Le plan Leproux combine l’action des pouvoirs publics, avec notamment la dissolution de cinq groupes de supporteurs parisiens (trois associations ultras et deux bandes de hooligans), et du club, avec comme mesure phare le placement aléatoire dans les tribunes situées derrière les buts. Au printemps 2010, ce plan était tout à fait justifié pour faire cesser les tensions entre les tribunes d’Auteuil et de Boulogne. La situation était extrêmement malsaine. Mais ça a été une erreur de mettre tous les occupants d’Auteuil et de Boulogne dans le même sac, alors que seule une minorité de supporteurs était concernée par les violences. Et si on voulait recommencer à zéro pour repartir sur de nouvelles bases, il aurait également fallu changer les responsables de ce dossier du côté du PSG afin que tout le monde (les supporteurs mais aussi le club) assume ses erreurs. De plus, alors que les mesures devaient être provisoires, le dialogue n’a jamais été rétabli. Ni le club, ni les anciennes associations ne se sont donné les moyens de reconstruire autre chose. D’ailleurs, le plan a été un échec commercial au départ, avec un stade vide en 2010-2011. Le PSG a été sauvé par l’arrivée des Qataris dont l’argent a permis d’attirer des stars pour remplir le stade puis d’augmenter le prix des places. L’abonnement premier prix est passé d’à peu près 250 euros en 2010 à environ 400 euros aujourd’hui. Le PSG s’est aligné sur la politique du Royaume-Uni, en remplaçant les groupes de supporteurs, difficiles à gérer, par des clients individuels. Pour les responsables du club, les ultras c’est fini. Ils considèrent que cette période est derrière eux.
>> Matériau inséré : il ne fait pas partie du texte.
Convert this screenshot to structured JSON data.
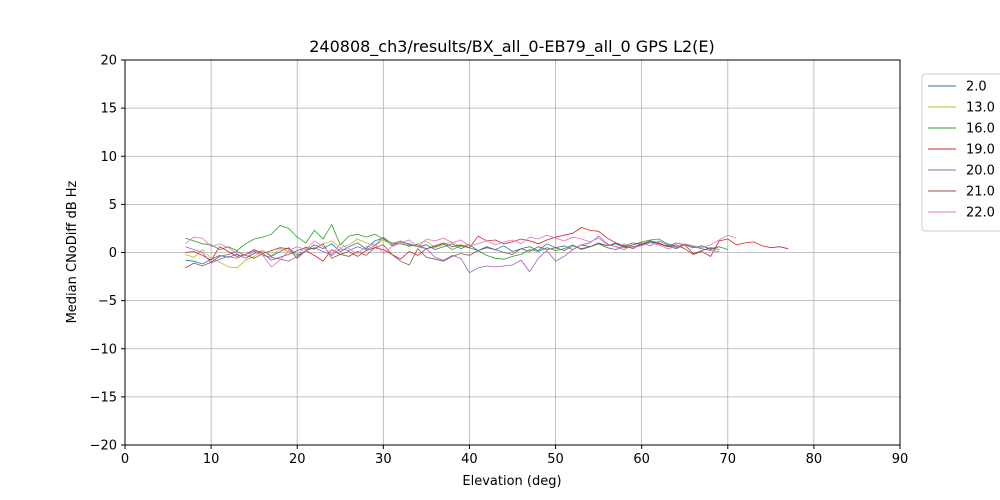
{
  "chart_data": {
    "type": "line",
    "title": "240808_ch3/results/BX_all_0-EB79_all_0 GPS L2(E)",
    "xlabel": "Elevation (deg)",
    "ylabel": "Median CNoDiff dB Hz",
    "xlim": [
      0,
      90
    ],
    "ylim": [
      -20,
      20
    ],
    "xticks": [
      0,
      10,
      20,
      30,
      40,
      50,
      60,
      70,
      80,
      90
    ],
    "yticks": [
      -20,
      -15,
      -10,
      -5,
      0,
      5,
      10,
      15,
      20
    ],
    "grid": true,
    "legend_position": "right-outside",
    "series": [
      {
        "name": "2.0",
        "color": "#1f77b4",
        "x": [
          7,
          8,
          9,
          10,
          11,
          12,
          13,
          14,
          15,
          16,
          17,
          18,
          19,
          20,
          21,
          22,
          23,
          24,
          25,
          26,
          27,
          28,
          29,
          30,
          31,
          32,
          33,
          34,
          35,
          36,
          37,
          38,
          39,
          40,
          41,
          42,
          43,
          44,
          45,
          46,
          47,
          48,
          49,
          50,
          51,
          52,
          53,
          54,
          55,
          56,
          57,
          58,
          59,
          60,
          61,
          62,
          63,
          64,
          65,
          66,
          67,
          68,
          69
        ],
        "y": [
          -0.8,
          -0.9,
          -1.2,
          -0.7,
          -0.3,
          -0.5,
          -0.2,
          -0.6,
          -0.1,
          0.2,
          -0.4,
          0.1,
          0.5,
          -0.3,
          0.2,
          0.8,
          0.4,
          0.9,
          0.1,
          0.6,
          1.0,
          0.4,
          1.2,
          1.5,
          0.7,
          1.1,
          0.9,
          0.6,
          0.8,
          0.3,
          0.6,
          0.9,
          0.4,
          0.8,
          0.2,
          0.5,
          0.3,
          0.7,
          0.1,
          0.4,
          0.6,
          0.2,
          0.9,
          0.5,
          0.7,
          0.3,
          0.8,
          0.6,
          1.0,
          0.7,
          0.9,
          0.5,
          0.6,
          0.8,
          1.1,
          0.9,
          0.7,
          0.4,
          0.8,
          0.5,
          0.7,
          0.3,
          0.6
        ]
      },
      {
        "name": "13.0",
        "color": "#bcbd22",
        "x": [
          7,
          8,
          9,
          10,
          11,
          12,
          13,
          14,
          15,
          16,
          17,
          18,
          19,
          20,
          21,
          22,
          23,
          24,
          25,
          26,
          27,
          28,
          29,
          30,
          31,
          32,
          33,
          34,
          35,
          36,
          37,
          38,
          39,
          40
        ],
        "y": [
          -0.2,
          -0.5,
          0.3,
          -0.6,
          -1.0,
          -1.5,
          -1.6,
          -0.8,
          -0.4,
          0.2,
          -0.3,
          0.4,
          0.1,
          -0.2,
          0.6,
          0.3,
          0.9,
          1.2,
          0.5,
          0.8,
          1.4,
          1.0,
          0.7,
          1.3,
          0.8,
          1.1,
          0.6,
          0.9,
          1.2,
          0.5,
          0.8,
          1.1,
          0.6,
          0.9
        ]
      },
      {
        "name": "16.0",
        "color": "#2ca02c",
        "x": [
          7,
          8,
          9,
          10,
          11,
          12,
          13,
          14,
          15,
          16,
          17,
          18,
          19,
          20,
          21,
          22,
          23,
          24,
          25,
          26,
          27,
          28,
          29,
          30,
          31,
          32,
          33,
          34,
          35,
          36,
          37,
          38,
          39,
          40,
          41,
          42,
          43,
          44,
          45,
          46,
          47,
          48,
          49,
          50,
          51,
          52,
          53,
          54,
          55,
          56,
          57,
          58,
          59,
          60,
          61,
          62,
          63,
          64,
          65,
          66,
          67,
          68,
          69,
          70
        ],
        "y": [
          1.5,
          1.2,
          0.9,
          0.8,
          0.3,
          0.6,
          0.2,
          0.9,
          1.4,
          1.6,
          1.9,
          2.8,
          2.5,
          1.6,
          1.0,
          2.3,
          1.4,
          2.9,
          0.8,
          1.7,
          1.9,
          1.6,
          1.9,
          1.4,
          1.0,
          0.9,
          0.7,
          0.8,
          0.4,
          0.6,
          0.9,
          0.3,
          0.7,
          0.5,
          0.2,
          -0.3,
          -0.6,
          -0.7,
          -0.4,
          -0.2,
          0.3,
          0.1,
          0.5,
          0.2,
          0.4,
          0.8,
          0.3,
          0.6,
          0.9,
          0.7,
          1.0,
          0.6,
          0.8,
          1.1,
          1.3,
          1.4,
          0.9,
          0.6,
          0.8,
          0.5,
          0.7,
          0.4,
          0.6,
          0.3
        ]
      },
      {
        "name": "19.0",
        "color": "#d62728",
        "x": [
          7,
          8,
          9,
          10,
          11,
          12,
          13,
          14,
          15,
          16,
          17,
          18,
          19,
          20,
          21,
          22,
          23,
          24,
          25,
          26,
          27,
          28,
          29,
          30,
          31,
          32,
          33,
          34,
          35,
          36,
          37,
          38,
          39,
          40,
          41,
          42,
          43,
          44,
          45,
          46,
          47,
          48,
          49,
          50,
          51,
          52,
          53,
          54,
          55,
          56,
          57,
          58,
          59,
          60,
          61,
          62,
          63,
          64,
          65,
          66,
          67,
          68,
          69,
          70,
          71,
          72,
          73,
          74,
          75,
          76,
          77
        ],
        "y": [
          0.0,
          0.1,
          -0.3,
          -0.8,
          0.6,
          0.1,
          -0.4,
          -0.2,
          0.3,
          -0.1,
          0.2,
          0.5,
          0.4,
          -0.6,
          0.2,
          -0.3,
          -0.9,
          0.3,
          -0.2,
          0.1,
          -0.4,
          0.2,
          0.5,
          0.3,
          -0.2,
          -0.7,
          0.1,
          -0.3,
          0.4,
          0.7,
          1.0,
          0.6,
          0.8,
          0.5,
          1.7,
          1.2,
          1.3,
          0.9,
          1.1,
          1.4,
          1.2,
          0.9,
          1.3,
          1.6,
          1.8,
          2.0,
          2.6,
          2.3,
          2.2,
          1.5,
          1.0,
          0.7,
          0.4,
          0.9,
          1.2,
          1.0,
          0.6,
          0.8,
          0.4,
          -0.2,
          0.1,
          -0.4,
          1.2,
          1.4,
          0.8,
          1.0,
          1.1,
          0.7,
          0.5,
          0.6,
          0.4
        ]
      },
      {
        "name": "20.0",
        "color": "#9467bd",
        "x": [
          7,
          8,
          9,
          10,
          11,
          12,
          13,
          14,
          15,
          16,
          17,
          18,
          19,
          20,
          21,
          22,
          23,
          24,
          25,
          26,
          27,
          28,
          29,
          30,
          31,
          32,
          33,
          34,
          35,
          36,
          37,
          38,
          39,
          40,
          41,
          42,
          43,
          44,
          45,
          46,
          47,
          48,
          49,
          50,
          51,
          52,
          53,
          54,
          55,
          56,
          57,
          58,
          59,
          60,
          61,
          62,
          63,
          64,
          65,
          66,
          67,
          68,
          69
        ],
        "y": [
          0.6,
          0.3,
          0.0,
          -1.1,
          -0.7,
          -0.4,
          -0.6,
          -0.2,
          0.1,
          -0.3,
          -0.5,
          -0.7,
          -0.9,
          -0.4,
          0.2,
          0.5,
          0.1,
          -0.3,
          0.4,
          0.2,
          0.6,
          0.3,
          0.7,
          1.6,
          0.9,
          1.2,
          0.8,
          0.6,
          0.4,
          -0.5,
          -0.8,
          -0.3,
          -0.6,
          -2.1,
          -1.6,
          -1.4,
          -1.5,
          -1.4,
          -1.3,
          -0.8,
          -2.0,
          -0.6,
          0.2,
          -0.9,
          -0.4,
          0.3,
          0.8,
          1.0,
          1.7,
          0.9,
          0.6,
          0.3,
          0.8,
          1.0,
          0.7,
          1.2,
          0.8,
          0.5,
          0.9,
          0.6,
          0.4,
          0.2,
          0.1
        ]
      },
      {
        "name": "21.0",
        "color": "#8c564b",
        "x": [
          7,
          8,
          9,
          10,
          11,
          12,
          13,
          14,
          15,
          16,
          17,
          18,
          19,
          20,
          21,
          22,
          23,
          24,
          25,
          26,
          27,
          28,
          29,
          30,
          31,
          32,
          33,
          34,
          35,
          36,
          37,
          38,
          39,
          40,
          41,
          42,
          43,
          44,
          45,
          46,
          47,
          48,
          49,
          50,
          51,
          52,
          53,
          54,
          55,
          56,
          57,
          58,
          59,
          60,
          61,
          62,
          63,
          64,
          65,
          66,
          67,
          68,
          69
        ],
        "y": [
          -1.6,
          -1.1,
          -1.4,
          -1.0,
          -0.4,
          -0.2,
          0.1,
          -0.3,
          -0.6,
          -0.1,
          -0.8,
          -0.5,
          -0.2,
          0.2,
          0.5,
          0.4,
          0.9,
          -0.6,
          -0.2,
          -0.4,
          0.1,
          -0.3,
          0.5,
          0.8,
          -0.2,
          -0.9,
          -1.3,
          0.4,
          -0.5,
          -0.7,
          -0.9,
          -0.4,
          -0.1,
          -0.3,
          0.2,
          0.6,
          0.3,
          0.0,
          -0.2,
          0.4,
          0.1,
          0.6,
          0.3,
          0.5,
          0.2,
          0.7,
          0.4,
          0.6,
          0.9,
          0.5,
          0.3,
          0.7,
          1.0,
          0.8,
          1.2,
          0.9,
          0.6,
          1.0,
          0.8,
          -0.1,
          0.2,
          0.5,
          0.3
        ]
      },
      {
        "name": "22.0",
        "color": "#e377c2",
        "x": [
          7,
          8,
          9,
          10,
          11,
          12,
          13,
          14,
          15,
          16,
          17,
          18,
          19,
          20,
          21,
          22,
          23,
          24,
          25,
          26,
          27,
          28,
          29,
          30,
          31,
          32,
          33,
          34,
          35,
          36,
          37,
          38,
          39,
          40,
          41,
          42,
          43,
          44,
          45,
          46,
          47,
          48,
          49,
          50,
          51,
          52,
          53,
          54,
          55,
          56,
          57,
          58,
          59,
          60,
          61,
          62,
          63,
          64,
          65,
          66,
          67,
          68,
          69,
          70,
          71
        ],
        "y": [
          0.9,
          1.6,
          1.5,
          0.6,
          0.9,
          0.5,
          -0.1,
          -0.6,
          0.2,
          -0.3,
          -1.5,
          -0.8,
          0.2,
          0.6,
          0.3,
          1.2,
          0.6,
          -0.2,
          0.9,
          0.4,
          -0.1,
          0.6,
          0.9,
          -0.1,
          0.6,
          1.0,
          1.3,
          0.6,
          1.4,
          1.2,
          1.5,
          1.0,
          1.3,
          0.7,
          0.9,
          1.2,
          0.8,
          1.1,
          1.3,
          0.9,
          1.6,
          1.4,
          1.8,
          1.5,
          1.2,
          1.6,
          1.4,
          1.1,
          1.5,
          0.8,
          0.6,
          0.9,
          0.5,
          0.7,
          1.0,
          0.8,
          0.4,
          0.6,
          0.9,
          0.7,
          0.5,
          0.8,
          1.3,
          1.8,
          1.5
        ]
      }
    ]
  }
}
Quitte à utiliser des méthodes qui posent question, comme la création, mise en évidence par la Cnil, d’une liste de supporteurs indésirables, indépendamment de toute condamnation administrative ou judiciaire. Mais certains de ces ultras ne veulent pas disparaître et continuent à faire des coups d’éclat comme au Trocadéro. C’est ce conflit latent qui a explosé au visage du club ce soir-là et sur lequel ont embrayé des jeunes extérieurs à ce conflit, qu’on a qualifiés commodément de « casseurs ». Le club a voulu produire pour le monde entier de belles images devant la tour Eiffel, quitte à prendre des risques dans le déroulement des événements sur le sol parisien.

(Médiapart)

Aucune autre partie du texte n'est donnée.